Mas será que essa construção "sutil" e "complexa" das personagens e de seus enredos biográficos evitaria tanto assim os "clichês", segundo expressão de um crítico? Para boa parte da crítica especializada, a resposta seria afirmativa; fazendo coro com o cineasta, muitos críticos ressaltariam a maestria e originalidade do autor na abordagem de um tema que se prestaria a tantos "estereótipos". Assim, para Véronneau:

Temos primeiro os gêmeos, a respeito dos quais o cineasta evita os estereótipos habituais; suas personalidades são opostas e complementares, inversas e simétricas; a similitude de seus corpos mascara a dessemelhança de seus espíritos.
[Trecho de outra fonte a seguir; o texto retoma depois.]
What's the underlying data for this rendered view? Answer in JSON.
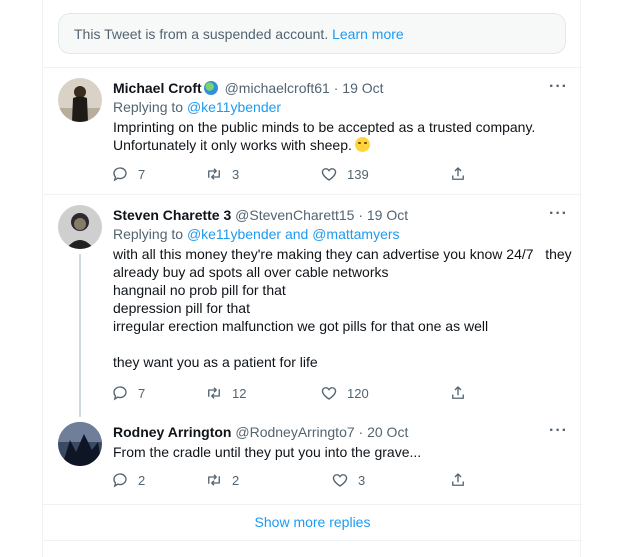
{
  "notice": {
    "text": "This Tweet is from a suspended account.",
    "link": "Learn more"
  },
  "tweets": [
    {
      "name": "Michael Croft",
      "handle": "@michaelcroft61",
      "dot_date": "· 19 Oct",
      "replying_prefix": "Replying to",
      "replying_to": "@ke11ybender",
      "lines": [
        "Imprinting on the public minds to be accepted as a trusted company.",
        "Unfortunately it only works with sheep."
      ],
      "replies": "7",
      "retweets": "3",
      "likes": "139",
      "avatar_colors": [
        "#d9d2c7",
        "#1d1a18"
      ]
    },
    {
      "name": "Steven Charette 3",
      "handle": "@StevenCharett15",
      "dot_date": "· 19 Oct",
      "replying_prefix": "Replying to",
      "replying_to": "@ke11ybender and @mattamyers",
      "lines": [
        "with all this money they're making they can advertise you know 24/7   they",
        "already buy ad spots all over cable networks",
        "hangnail no prob pill for that",
        "depression pill for that",
        "irregular erection malfunction we got pills for that one as well",
        "",
        "they want you as a patient for life"
      ],
      "replies": "7",
      "retweets": "12",
      "likes": "120",
      "avatar_colors": [
        "#cfcfcf",
        "#2b2b2b"
      ]
    },
    {
      "name": "Rodney Arrington",
      "handle": "@RodneyArringto7",
      "dot_date": "· 20 Oct",
      "lines": [
        "From the cradle until they put you into the grave..."
      ],
      "replies": "2",
      "retweets": "2",
      "likes": "3",
      "avatar_colors": [
        "#3b4a63",
        "#0e1626"
      ]
    }
  ],
  "more_menu": "···",
  "show_more": "Show more replies"
}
Em perfeito sincronismo como siameses, os gêmeos não podem viver independentemente.(10)

O curioso nessa apreciação, contudo, é que o crítico realiza uma descrição que recorda aquela empreendida por Claude Lévi-Strauss em Histoire de Lynx, ao referir-se às representações sobre a gemeidade na tradição indo-europeia. De fato, a descrição não poderia ser mais sintética, condensando, em poucas linhas, as observações do autor, segundo as quais, na Europa, os discursos sobre a gemeidade versariam preferencialmente sobre o tema da completa identidade entre os gêmeos. De modo geral, estes seriam fisicamente indistinguíveis um do outro, salvo recurso a pequenos sinais como vestuário, penteado e maquiagem; partilhariam em grande medida o mesmo gosto, pensamento e caráter; seriam apaixonados pela mesma pessoa, ou tão iguais que seriam por ela confundidos; ficariam doentes simultaneamente, sendo incapazes de sobreviver um ao outro. Para o autor das Mitológicas, a tradição indo-europeia - ao contrário da mitologia ameríndia - teria privilegiado justamente as soluções extremas nas representações sobre a gemeidade: seja antagonismo e oposição; seja solidariedade e indistinção.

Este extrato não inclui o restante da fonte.